Analiz: Çin'in Solomon hamlesi Pasifik'teki dengeleri değiştiriyor! - M5 Dergi
DünyaÖne Çıkan

Analiz: Çin’in Solomon hamlesi Pasifik’teki dengeleri değiştiriyor!

Abone Ol 

Çin’in Solomon Adaları’nda asker konuşlandırmasının önünü açan güvenlik anlaşması Avustralya başta olmak üzere Pasifik ülkelerini alarma geçirdi. Peki, Çin’in bu hamlesi Hint-Pasifik’teki dengeleri nasıl değiştirecek?

Çin’in Pasifik’teki yayılmacı politikaları sürüyor. Solomon Adaları ile imzalanacağı doğrulanan güvenlik anlaşması, Çin’in bölgede asker konuşlandırmasının yanı sıra donanma üssü kurmasının da önünü açıyor.

Geçen hafta, iki ülke arasındaki anlaşma taslağının basına sızdırılmasının ardından Avustralya, Yeni Zelanda ve ABD, bölgede kurulabilecek Çin üssüyle ilgili endişelerini dile getirdi.

Avustralya Başbakanı Scott Morrison gazetecilere verdiği demeçte, anlaşmanın “bölge için endişe verici bir konu” olduğunu, ancak sürpriz olmadığını söyledi. Bölgedeki baskıların bir süredir farkında olduklarını belirten Morrison, anlaşmanın ortaya çıkması ile bir kez daha güvenlik endişelerinde haklı çıktıklarını söyledi.
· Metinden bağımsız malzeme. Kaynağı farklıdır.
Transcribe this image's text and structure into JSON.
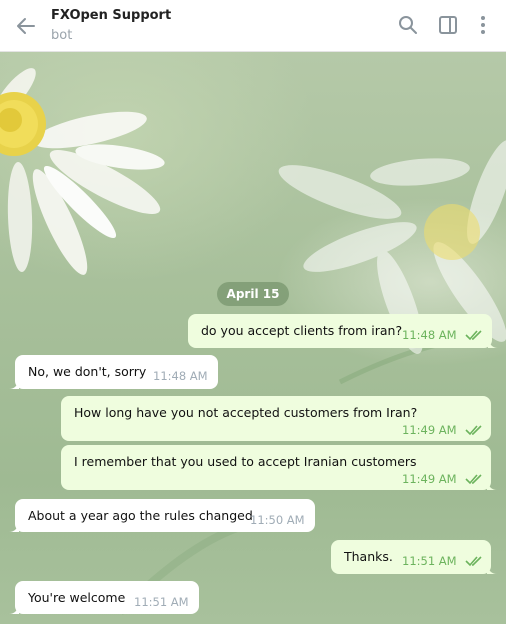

Dışişleri Bakanı Marise Payne ise söz konusu anlaşmayla ilgili endişelerini dile getirirken, Solomon Adaları ile Avustralya arasındaki güvenlik anlaşmasının 2023 yılına kadar uzatıldığını hatırlattı.
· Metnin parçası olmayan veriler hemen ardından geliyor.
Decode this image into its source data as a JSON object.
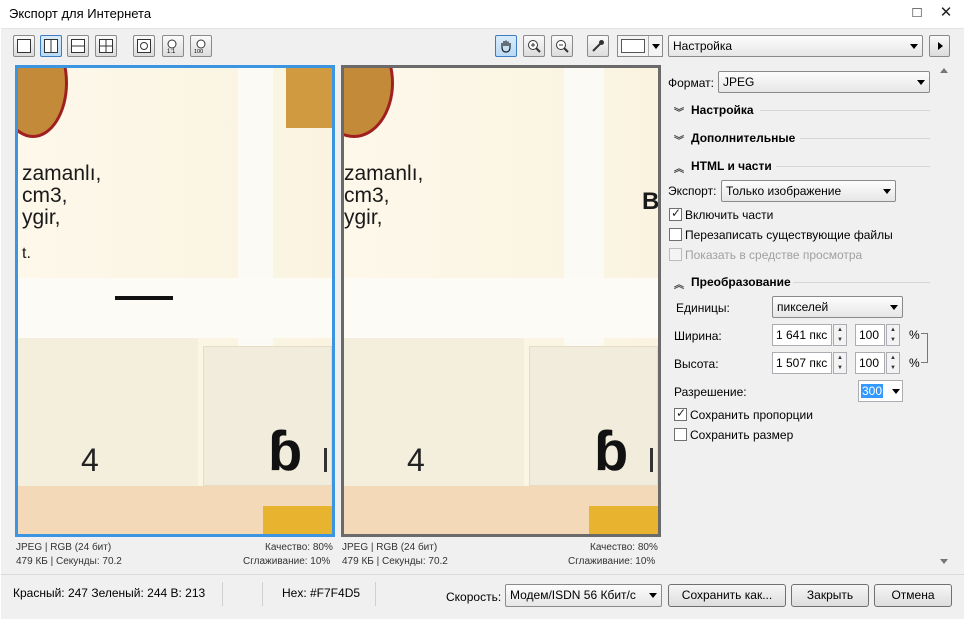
{
  "window": {
    "title": "Экспорт для Интернета",
    "maximize_icon": "□",
    "close_icon": "✕"
  },
  "toolbar": {
    "preset": "Настройка"
  },
  "panel": {
    "format_label": "Формат:",
    "format_value": "JPEG",
    "sections": {
      "settings": "Настройка",
      "advanced": "Дополнительные",
      "html": "HTML и части",
      "transform": "Преобразование"
    },
    "export_label": "Экспорт:",
    "export_value": "Только изображение",
    "include_parts": "Включить части",
    "overwrite": "Перезаписать существующие файлы",
    "show_in_viewer": "Показать в средстве просмотра",
    "units_label": "Единицы:",
    "units_value": "пикселей",
    "width_label": "Ширина:",
    "width_value": "1 641 пкс",
    "width_pct": "100",
    "height_label": "Высота:",
    "height_value": "1 507 пкс",
    "height_pct": "100",
    "percent": "%",
    "resolution_label": "Разрешение:",
    "resolution_value": "300",
    "keep_ratio": "Сохранить пропорции",
    "keep_size": "Сохранить размер"
  },
  "preview_left": {
    "line1": "JPEG  |  RGB (24 бит)",
    "line2": "479 КБ  |  Секунды: 70.2",
    "quality": "Качество: 80%",
    "smoothing": "Сглаживание: 10%"
  },
  "preview_right": {
    "line1": "JPEG  |  RGB (24 бит)",
    "line2": "479 КБ  |  Секунды: 70.2",
    "quality": "Качество: 80%",
    "smoothing": "Сглаживание: 10%"
  },
  "preview_text": {
    "l1": "zamanlı,",
    "l2": "cm3,",
    "l3": "ygir,",
    "l4": "t.",
    "digit": "4",
    "b": "B",
    "big": "ɓ"
  },
  "status": {
    "color": "Красный: 247  Зеленый: 244  B: 213",
    "hex": "Hex: #F7F4D5",
    "speed_label": "Скорость:",
    "speed_value": "Модем/ISDN 56 Кбит/с"
  },
  "buttons": {
    "save_as": "Сохранить как...",
    "close": "Закрыть",
    "cancel": "Отмена"
  }
}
Yeni Zelanda Dışişleri Bakanı Nanaia Mahuta da anlaşmaya tepki gösterdi ve güvenlik güçlerinin mayıs ayına kadar Solomon Adaları’nda kalacağını dile getirdi.

“TEPKİLER ÇOK AŞAĞILAYICI”

Solomon Adaları Başbakanı Manasseh Sogavare, salı günü parlamentoda yaptığı konuşmasında, sızdırılan güvenlik anlaşmasının bir taslak olduğunu ve nihai anlaşmanın içeriği hakkında ayrıntı vermeyeceğini söyledi.
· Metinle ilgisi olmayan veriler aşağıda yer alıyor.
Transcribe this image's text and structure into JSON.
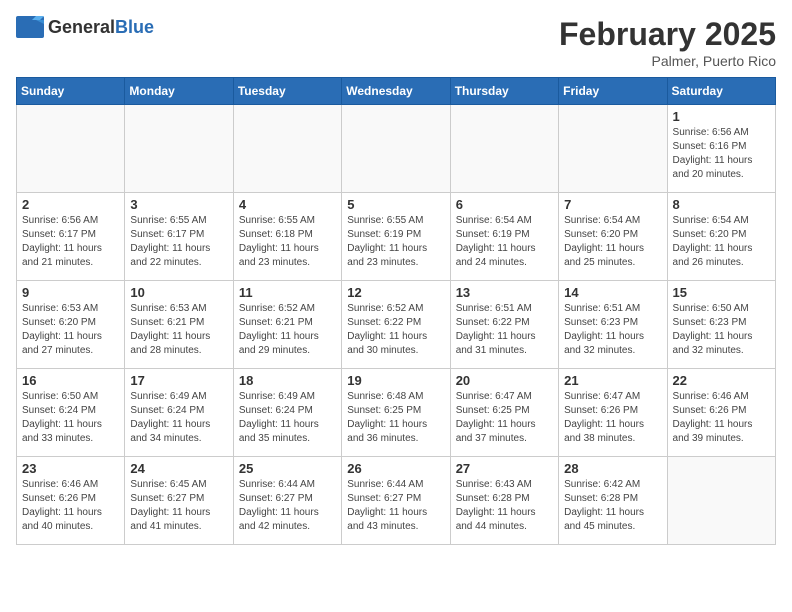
{
  "header": {
    "logo_general": "General",
    "logo_blue": "Blue",
    "month_title": "February 2025",
    "location": "Palmer, Puerto Rico"
  },
  "days_of_week": [
    "Sunday",
    "Monday",
    "Tuesday",
    "Wednesday",
    "Thursday",
    "Friday",
    "Saturday"
  ],
  "weeks": [
    [
      {
        "day": "",
        "info": ""
      },
      {
        "day": "",
        "info": ""
      },
      {
        "day": "",
        "info": ""
      },
      {
        "day": "",
        "info": ""
      },
      {
        "day": "",
        "info": ""
      },
      {
        "day": "",
        "info": ""
      },
      {
        "day": "1",
        "info": "Sunrise: 6:56 AM\nSunset: 6:16 PM\nDaylight: 11 hours\nand 20 minutes."
      }
    ],
    [
      {
        "day": "2",
        "info": "Sunrise: 6:56 AM\nSunset: 6:17 PM\nDaylight: 11 hours\nand 21 minutes."
      },
      {
        "day": "3",
        "info": "Sunrise: 6:55 AM\nSunset: 6:17 PM\nDaylight: 11 hours\nand 22 minutes."
      },
      {
        "day": "4",
        "info": "Sunrise: 6:55 AM\nSunset: 6:18 PM\nDaylight: 11 hours\nand 23 minutes."
      },
      {
        "day": "5",
        "info": "Sunrise: 6:55 AM\nSunset: 6:19 PM\nDaylight: 11 hours\nand 23 minutes."
      },
      {
        "day": "6",
        "info": "Sunrise: 6:54 AM\nSunset: 6:19 PM\nDaylight: 11 hours\nand 24 minutes."
      },
      {
        "day": "7",
        "info": "Sunrise: 6:54 AM\nSunset: 6:20 PM\nDaylight: 11 hours\nand 25 minutes."
      },
      {
        "day": "8",
        "info": "Sunrise: 6:54 AM\nSunset: 6:20 PM\nDaylight: 11 hours\nand 26 minutes."
      }
    ],
    [
      {
        "day": "9",
        "info": "Sunrise: 6:53 AM\nSunset: 6:20 PM\nDaylight: 11 hours\nand 27 minutes."
      },
      {
        "day": "10",
        "info": "Sunrise: 6:53 AM\nSunset: 6:21 PM\nDaylight: 11 hours\nand 28 minutes."
      },
      {
        "day": "11",
        "info": "Sunrise: 6:52 AM\nSunset: 6:21 PM\nDaylight: 11 hours\nand 29 minutes."
      },
      {
        "day": "12",
        "info": "Sunrise: 6:52 AM\nSunset: 6:22 PM\nDaylight: 11 hours\nand 30 minutes."
      },
      {
        "day": "13",
        "info": "Sunrise: 6:51 AM\nSunset: 6:22 PM\nDaylight: 11 hours\nand 31 minutes."
      },
      {
        "day": "14",
        "info": "Sunrise: 6:51 AM\nSunset: 6:23 PM\nDaylight: 11 hours\nand 32 minutes."
      },
      {
        "day": "15",
        "info": "Sunrise: 6:50 AM\nSunset: 6:23 PM\nDaylight: 11 hours\nand 32 minutes."
      }
    ],
    [
      {
        "day": "16",
        "info": "Sunrise: 6:50 AM\nSunset: 6:24 PM\nDaylight: 11 hours\nand 33 minutes."
      },
      {
        "day": "17",
        "info": "Sunrise: 6:49 AM\nSunset: 6:24 PM\nDaylight: 11 hours\nand 34 minutes."
      },
      {
        "day": "18",
        "info": "Sunrise: 6:49 AM\nSunset: 6:24 PM\nDaylight: 11 hours\nand 35 minutes."
      },
      {
        "day": "19",
        "info": "Sunrise: 6:48 AM\nSunset: 6:25 PM\nDaylight: 11 hours\nand 36 minutes."
      },
      {
        "day": "20",
        "info": "Sunrise: 6:47 AM\nSunset: 6:25 PM\nDaylight: 11 hours\nand 37 minutes."
      },
      {
        "day": "21",
        "info": "Sunrise: 6:47 AM\nSunset: 6:26 PM\nDaylight: 11 hours\nand 38 minutes."
      },
      {
        "day": "22",
        "info": "Sunrise: 6:46 AM\nSunset: 6:26 PM\nDaylight: 11 hours\nand 39 minutes."
      }
    ],
    [
      {
        "day": "23",
        "info": "Sunrise: 6:46 AM\nSunset: 6:26 PM\nDaylight: 11 hours\nand 40 minutes."
      },
      {
        "day": "24",
        "info": "Sunrise: 6:45 AM\nSunset: 6:27 PM\nDaylight: 11 hours\nand 41 minutes."
      },
      {
        "day": "25",
        "info": "Sunrise: 6:44 AM\nSunset: 6:27 PM\nDaylight: 11 hours\nand 42 minutes."
      },
      {
        "day": "26",
        "info": "Sunrise: 6:44 AM\nSunset: 6:27 PM\nDaylight: 11 hours\nand 43 minutes."
      },
      {
        "day": "27",
        "info": "Sunrise: 6:43 AM\nSunset: 6:28 PM\nDaylight: 11 hours\nand 44 minutes."
      },
      {
        "day": "28",
        "info": "Sunrise: 6:42 AM\nSunset: 6:28 PM\nDaylight: 11 hours\nand 45 minutes."
      },
      {
        "day": "",
        "info": ""
      }
    ]
  ]
}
Anlaşmaya yönelik gelen uluslararası tepkilere cevap veren Sogavere, “Egemenlik meselelerimizi yönetmeye uygun olmadığımız şeklindeki tepkileri çok aşağılayıcı buluyoruz. Yeni dostlarımız tarafından hiçbir şekilde baskı altında değiliz. Çin’den Solomon Adaları’nda askeri üs inşa etmesini istemek gibi bir niyetimiz de yok” ifadelerini kullandı.

Sogavare, Pasifik adalarının iklim değişikliği nedeniyle sular altında kalmasına aldırış etmeyen ve bölgeyi “büyük Batılı güçlerin arka bahçesi” olarak gören ülkelere yönelik eleştirilerini dile getirdi. Ayrıca, ülkesindeki muhalefetin Çin ile yapılan bir güvenlik anlaşmasının otokratik bir hükümete yol açacağı yönündeki iddialarını da reddetti.

Muhalefet, Sogavare’yi iktidarını güçlendirmek için Çin ile anlaşma yapmakla suçladı.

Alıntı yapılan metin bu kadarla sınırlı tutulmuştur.